Ahora venían contentos y cargados de regalos para los pordioseros que
habían elegido a una revolución que proclamaba la pobreza como virtud.
Ingenuos o no, muchos sentimos la manipulación y descubrimos que
habíamos sido estafados, y aunque de un largo y profundo letargo no se
despierta a la primera campanada, comenzamos a vivir en alerta y a
cuestionar el sistema.
Entonces,
sin esperarlo, los hombres nuevos, formados bajo los principios de esa
célebre meretriz llamada Revolución, asistimos sorprendidos al
espectáculo de la multitud que se aglomeraba en la sede diplomática
peruana y a la fuga masiva por el puerto de Mariel.

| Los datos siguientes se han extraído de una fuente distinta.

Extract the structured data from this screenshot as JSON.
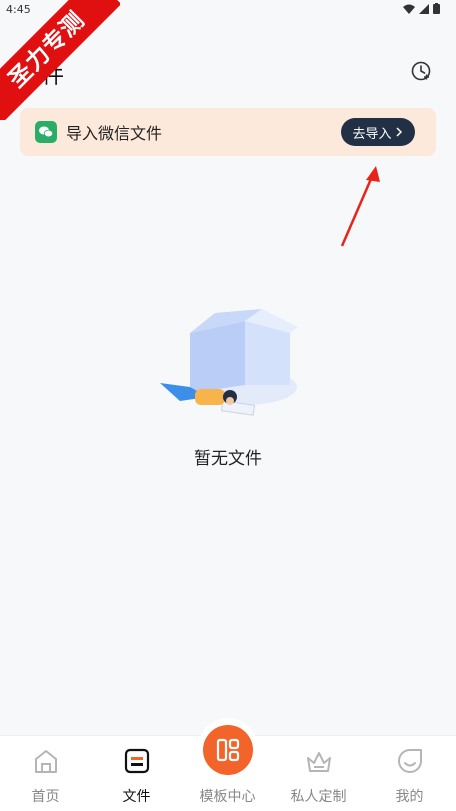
{
  "status_bar": {
    "time": "4:45"
  },
  "watermark": "圣力专测",
  "header": {
    "title": "文件"
  },
  "banner": {
    "text": "导入微信文件",
    "button": "去导入"
  },
  "empty_state": {
    "text": "暂无文件"
  },
  "tabs": [
    {
      "label": "首页"
    },
    {
      "label": "文件"
    },
    {
      "label": "模板中心"
    },
    {
      "label": "私人定制"
    },
    {
      "label": "我的"
    }
  ],
  "colors": {
    "accent": "#f2642a",
    "banner_bg": "#fde8dc",
    "button_dark": "#223046",
    "wechat_green": "#2aae67"
  }
}
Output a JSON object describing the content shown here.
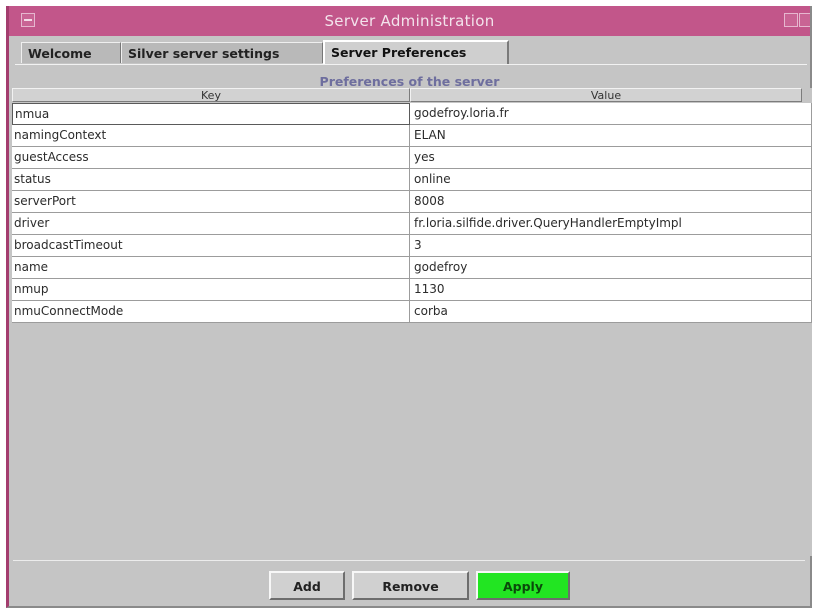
{
  "window": {
    "title": "Server Administration"
  },
  "tabs": [
    {
      "label": "Welcome",
      "active": false
    },
    {
      "label": "Silver server settings",
      "active": false
    },
    {
      "label": "Server Preferences",
      "active": true
    }
  ],
  "panel": {
    "title": "Preferences of the server"
  },
  "table": {
    "columns": [
      "Key",
      "Value"
    ],
    "rows": [
      {
        "key": "nmua",
        "value": "godefroy.loria.fr"
      },
      {
        "key": "namingContext",
        "value": "ELAN"
      },
      {
        "key": "guestAccess",
        "value": "yes"
      },
      {
        "key": "status",
        "value": "online"
      },
      {
        "key": "serverPort",
        "value": "8008"
      },
      {
        "key": "driver",
        "value": "fr.loria.silfide.driver.QueryHandlerEmptyImpl"
      },
      {
        "key": "broadcastTimeout",
        "value": "3"
      },
      {
        "key": "name",
        "value": "godefroy"
      },
      {
        "key": "nmup",
        "value": "1130"
      },
      {
        "key": "nmuConnectMode",
        "value": "corba"
      }
    ]
  },
  "buttons": {
    "add": "Add",
    "remove": "Remove",
    "apply": "Apply"
  },
  "colors": {
    "title_bar": "#c2568a",
    "apply_button": "#22e522",
    "window_bg": "#c5c5c5"
  }
}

Y quedamos perplejos
ante los miles de desertores y horrorizados ante los mítines de
repudio, las golpizas, vejaciones e insultos a los que emigraban y la
impunidad con que se producía una barbarie que solo era posible
instigada y bendecida desde el poder.
Para
entonces yo recién había estrenado mi maternidad, y ante cada escena de
espanto me aferraba a la ternura por mi hijo. Creo que fue cuando
comencé a rasgar definitivamente todos los tupidos velos de la mentira
en la que había vivido por 20 años y me obsesioné con la búsqueda de la
verdad en la que formaría a mis hijos: la libertad como don que portamos
dentro, que nadie otorga, que nace con el ser. Y así terminó el
liderazgo de Fidel Castro sobre mi persona, arrastrando en su caída toda
posibilidad de deslumbramientos futuros en mi espíritu. Ese año emergió
la disidente que vivía acallada dentro de mí, y el paradigmático líder
de mi adolescencia comenzó a transmutarse en enemigo.
Por
eso no me hicieron mella los difíciles acontecimientos y las batallas
fidelistas que transcurrieron tras mi conversión: el caso Ochoay los
fusilamientos asociados, el Período Especial resultante del desplome del
socialismo real, el Maleconazo, la Crisis de los Balseros, el niño
Elián, las Tribunas Abiertas, las Mesas Redondas, los Cinco Espías, la
Primavera Negra, la Batalla de Ideas, la Revolución Energética y tantos
despropósitos que acabaron engrosando las filas de los descontentos y de
los desencantados, ensanchando la grieta entre el poder y millones de
cubanos.
Mis
sentimientos por Fidel Castro pasaron por varias etapas. No podía ser de
otra manera si nací en 1959, si crecí en una familia fidelista y si
toda mi vida ha transcurrido en Cuba. Temor, admiración, respeto,
devoción, duda, incredulidad, rencor, desprecio y, por último, la más
absoluta indiferencia, fueron las sensaciones que su existencia marcaron
en mí.
La
noticia de su muerte, pues, no me despierta emociones. Hace poco un
amigo me decía, sabiamente, que Fidel Castro no era causa, sino
consecuencia. Me parece una sentencia acertada para resumir la historia e
idiosincrasia de la nación cubana. Porque los cubanos no somos (no
hemos sido nunca) un resultado de la existencia de Fidel, sino a la
inversa: la existencia de un Fidel fue posible solo gracias a los
cubanos, más allá de las tendencias políticas o ideológicas, más allá de
nuestras simpatías o rencores. Sin nosotros (todos) no se hubiera
sostenido el poder de su larga dictadura.
Por
eso aprovecho esta, su muerte definitiva, para brindar sinceramente, no a
su memoria, sino por la nuestra. ¡Que no nos falte nunca más la
memoria, para que no olvidemos estas décadas de vergüenza, para que no
se repitan más Fideles en esta tierra! Y brindo también, con toda mi fe,
para celebrar la oportunidad que esta venturosa muerte abre a la nueva
vida que habremos de edificar al fin en paz y concordia todos los
cubanos.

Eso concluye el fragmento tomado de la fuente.